Senden Hoşlanıyor.

Start from the beginning
                                    

"Burada bir sürü beyaz tişört olduğunu bende biliyorum. Ben üzerinde baskı olanı arıyorum." yanına geçip siyah tişörtümü aldım. Üzerimi giyinip banyoya geçtim. Saçlarıma şekil verip tekrar odaya döndüm. Parfümümü sıkıp onun bileğini tuttum.

"Hadi gidelim." kaşlarını çatıp kolunu çekmeye çalıştı.

"Bırak beni. Nereye gidiyoruz?"

"Kahve içmeye."

"Bıraksana beni. Seninle hiçbir yere gelmek istemiyorum." kapıya çekiştirmeye başladım. "Sana beni bırakmanı söylüyorum. İstemiyorum seni." onu kendimle duvar arasında sıkıştırdım. Hemen gözlerini kapatıp kafasını eğdi.

"Seni tekrar zorla öpmeyeceğim Lou. Korkmana gerek yok. Ya da gece uyurken tetikte beklemene gerek yok. Sana zarar vermem. Bir kere bir hata yaptım, ki bunun bedelini de fazlasıyla ödüyorum. Şimdi sadece benimle mutfağa gel." kafasını kaldırıp bana baktı. Yine gözleri dolmuştu.

"Ağlamanı gerektirecek bir şey yok. Sen istemediğin sürece sana hiçbir şey yapmayacağım. Tamam mı?" kafasını sallayıp bana sarıldı. Onu kollarımın arasına alıp rahatlatmak için saçlarını okşadım. Benden korksada yine bana sığınıyordu. "Özür dilerim. Bundan neden bu kadar etkilendin bilmiyorum ama güvenini geri kazanmak için ne yapmalıyım?" kafasını iki yana sallayıp benden uzaklaştı.

"Bir şey yapmana gerek yok. Bana zaman tanı sadece." fazla üstelemeden elimi uzattım. Aklıma gelen fikirle gülümsedim.

"Hadi sana yemek yapayım." şaşkınca bana baktı.

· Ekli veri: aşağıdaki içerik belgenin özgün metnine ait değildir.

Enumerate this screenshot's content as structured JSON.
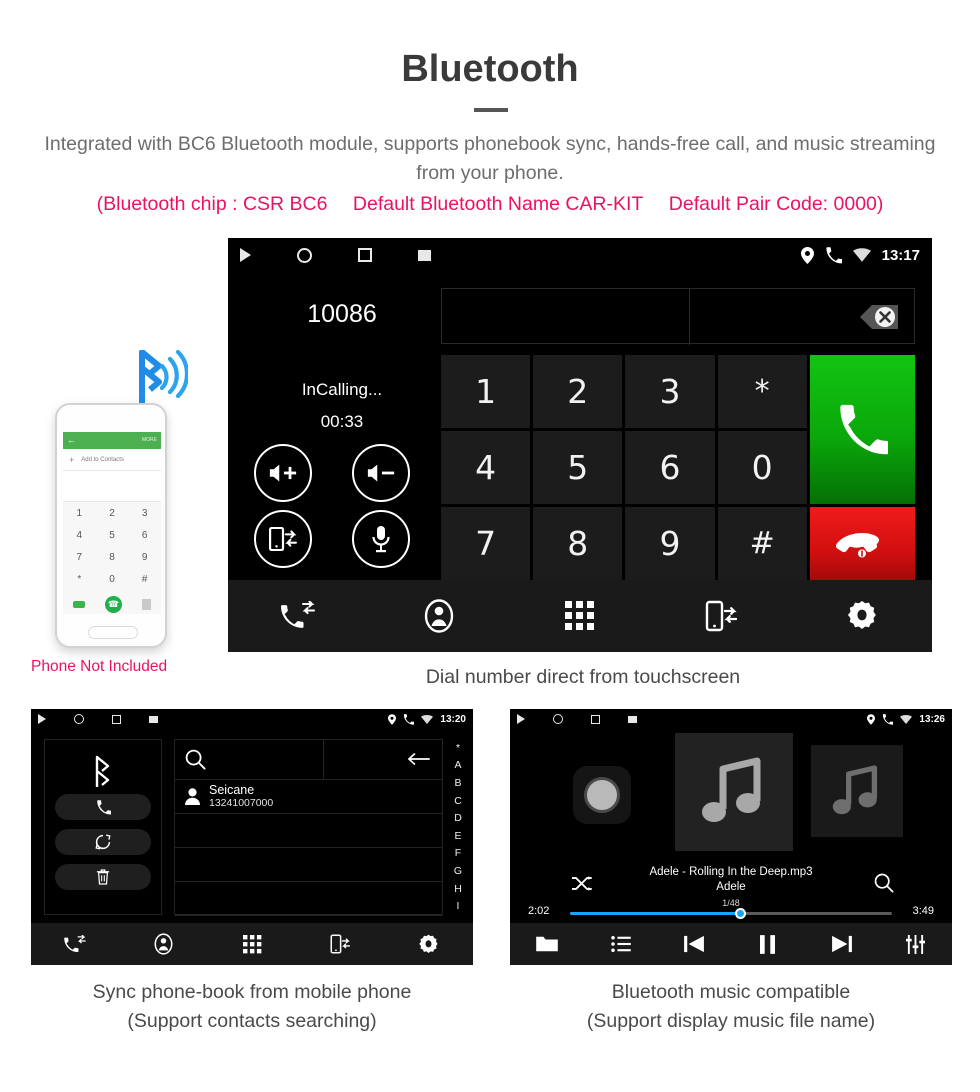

"Sen yemek yapmayı biliyor musun?" kafamı sallayıp elimi gösterdim. Elini elimin içine bıraktı. Onu çekiştirerek mutfağa götürdüm. Sandalyeye oturtturup buzdolabına yöneldim. Patatesleri çıkarıp yıkadım. Ocağa koyup üzerine su ekledim. Domatesleri çıkarıp yıkadım doğradım.

"Yardım etmemi ister misin?"

"Hayır hallediyorum ben." mozzarella peynirini de doğrayıp sarımsakları rendeledim. Fesleğeni ince bir şekilde kıyıp hepsini bir kabın içine koydum. Louis yanıma gelip ne yaptığıma baktı. Gülümseyip malzemelerin üzerine yağ ve tuz gezdirdim.

"Karşıdaki dolapta ekmek var getirebilir misin?" kafasını sallayıp gösterdiğim yere ilerledi. Ben kaba koyduğum her şeyi karıştırırken o da ekmekleri getirdi. Onu belinden tutup tezgahın üzerine oturmasını sağladım. Şaşkınca bana bakarken ben işime devam ettim.

Yaptığım karışımı ekmeklerin üzerine eşit bir şekilde paylaştırmaya çalıştım. Kafamı kaldırdığımda Louis'nin dikkatle beni izlediğini fark ettim. Ona baktığımı fark edince utanıp gözlerini kaçırdı. Gülümseyip kilerden sirke getirip ekmeklerin üzerinde gezdirdim.

Ellerimi yıkayıp fırının derecesini ayarlayıp ekmekleri tepsiye yerleştirdim. Tepsiyi fırına sürüp patatesleri kontrol ettim. Ocaktan alıp suyunu süzdürdüm. Üzerine yağ, tuz ve süt ekledim. Ezmeye başladım.

Louis tezgahta inip bir yandan kullandığım  malzemeleri yerine koyarken bir yandan da tezgahın üzerini silmeye çalışıyordu. Bu görüntüye gülümsedim. Patateslerin pürüzsüz bir kıvam aldığına emin olduğumda raftan tabak çıkardım.

"Louis fırını kapatabilir misin?"

"Tamam." patates püresini masaya koyup tepsiyi fırından çıkaran Louis'nin yanına geçtim. Tepsideki ekmeklerden iki tanesini tabağa koyup tezgahın üzerindeki patates püresi olan tabağı aldım.

"Ben bunları salondakilere verip geliyorum." kafasını sallayıp diğer tabağa ekmekleri yerleştirmeye başladı. Dani ve Edrick'e tabakları verdiğimde Edrick'in kaşları havalandı.